Placée en procédure de sauvegarde depuis le 29 janvier, avec la prévision de céder 57 de ses 161 restaurants intégrés et de supprimer 1 300 de ses 4 893 emplois, Flunch a reçu plus de 230 marques d’intérêt. Sur ce total, l’enseigne d’Agapes Restauration (détenu par l’Association familiale Mulliez) en étudie une soixantaine avec beaucoup d’attention.

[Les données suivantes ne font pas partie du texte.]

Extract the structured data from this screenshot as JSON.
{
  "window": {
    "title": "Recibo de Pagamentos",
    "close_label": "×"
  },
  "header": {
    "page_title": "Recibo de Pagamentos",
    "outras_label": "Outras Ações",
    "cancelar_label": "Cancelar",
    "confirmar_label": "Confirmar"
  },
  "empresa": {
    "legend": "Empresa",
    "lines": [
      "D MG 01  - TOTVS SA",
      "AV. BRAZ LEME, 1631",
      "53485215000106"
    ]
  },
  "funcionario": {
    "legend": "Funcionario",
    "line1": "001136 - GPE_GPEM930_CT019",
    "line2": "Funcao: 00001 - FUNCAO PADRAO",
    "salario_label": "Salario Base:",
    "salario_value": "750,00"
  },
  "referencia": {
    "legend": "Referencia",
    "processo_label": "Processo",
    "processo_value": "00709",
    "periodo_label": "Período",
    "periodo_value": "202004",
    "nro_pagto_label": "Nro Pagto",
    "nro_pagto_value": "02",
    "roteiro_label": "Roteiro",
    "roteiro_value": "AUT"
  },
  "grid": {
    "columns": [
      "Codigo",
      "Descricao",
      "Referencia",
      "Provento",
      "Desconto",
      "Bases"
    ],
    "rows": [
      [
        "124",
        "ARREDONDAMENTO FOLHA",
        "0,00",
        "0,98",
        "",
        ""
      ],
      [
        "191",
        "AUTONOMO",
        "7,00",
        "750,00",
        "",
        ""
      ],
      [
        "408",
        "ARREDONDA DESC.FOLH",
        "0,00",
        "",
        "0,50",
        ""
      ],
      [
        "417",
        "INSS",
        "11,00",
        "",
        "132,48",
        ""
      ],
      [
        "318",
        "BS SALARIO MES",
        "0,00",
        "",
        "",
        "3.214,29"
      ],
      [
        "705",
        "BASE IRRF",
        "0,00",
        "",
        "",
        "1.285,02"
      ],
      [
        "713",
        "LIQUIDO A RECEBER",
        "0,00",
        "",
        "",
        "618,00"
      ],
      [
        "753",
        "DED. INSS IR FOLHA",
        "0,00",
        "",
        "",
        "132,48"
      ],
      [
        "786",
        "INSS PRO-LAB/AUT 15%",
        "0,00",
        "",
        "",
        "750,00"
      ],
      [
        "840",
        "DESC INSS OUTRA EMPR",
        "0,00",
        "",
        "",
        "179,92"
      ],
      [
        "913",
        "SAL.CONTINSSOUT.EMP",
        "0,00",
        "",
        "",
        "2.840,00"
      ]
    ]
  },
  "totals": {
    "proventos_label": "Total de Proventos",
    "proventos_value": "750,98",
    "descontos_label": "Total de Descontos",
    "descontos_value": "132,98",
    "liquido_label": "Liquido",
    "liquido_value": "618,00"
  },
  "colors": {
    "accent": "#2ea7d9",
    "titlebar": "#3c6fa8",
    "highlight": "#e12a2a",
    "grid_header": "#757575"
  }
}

La restructuration de Flunch (Agra Alimentation du 4 février 2021) se poursuit. « Nous sommes très satisfaits du nombre de dossiers reçus et de la qualité de [leurs] propositions. Nous continuons d’en recevoir et nous poursuivons le processus d’analyse avec un point [prévu] sur les concrétisations à l’été 2021 », précise Thierry Bart, directeur général de Flunch, recruté début 2020 pour restructurer l’enseigne. En l’espace de trois mois, il aurait en effet reçu 230 marques d’intérêt pour la chaîne de restauration, dont 25 dossiers portés par des collaborateurs et des franchisés et 38 lettres d’intention provenant d’enseignes de RHF, parmi lesquelles KFC, McDonald’s et Domino’s Pizza, selon l’intersyndicale (CFDT, CFE-CGC, CFTC, FO-FGTA). Au point que, dans une interview accordée le 5 mai à l’AFP, Thierry Bart évoque la possibilité de réduire l’ampleur du Plan de sauvegarde de l’emploi qui portait initialement sur la suppression de 1 300 des 4 893 postes salariés de Flunch.
Pour faciliter l’aboutissement de ces projets de reprise, Flunch a mis en place une structure ad hoc proposant une analyse approfondie de la zone de chalandise des établissements visés : étude de la concurrence, potentiel de développement, cible clientèle… L’enseigne prévoit aussi de revoir ses contrats de franchise et propose, pour les candidatures portées par ses salariés et franchisés actuels, des conditions plus favorables. Parallèlement, Flunch annonce le déploiement à court terme d’un nouveau concept de food court (kiosques de cuisines thématiques) et de la vente à emporter, déjà en test partiellement dans son établissement de Noyelles-Godault (Pas-de-Calais) et qui sera prochainement dupliqué dans le centre commercial d’Auchan Roncq (Nord). Rien de réellement révolutionnaire en termes d’offre, pourrait-on ajouter.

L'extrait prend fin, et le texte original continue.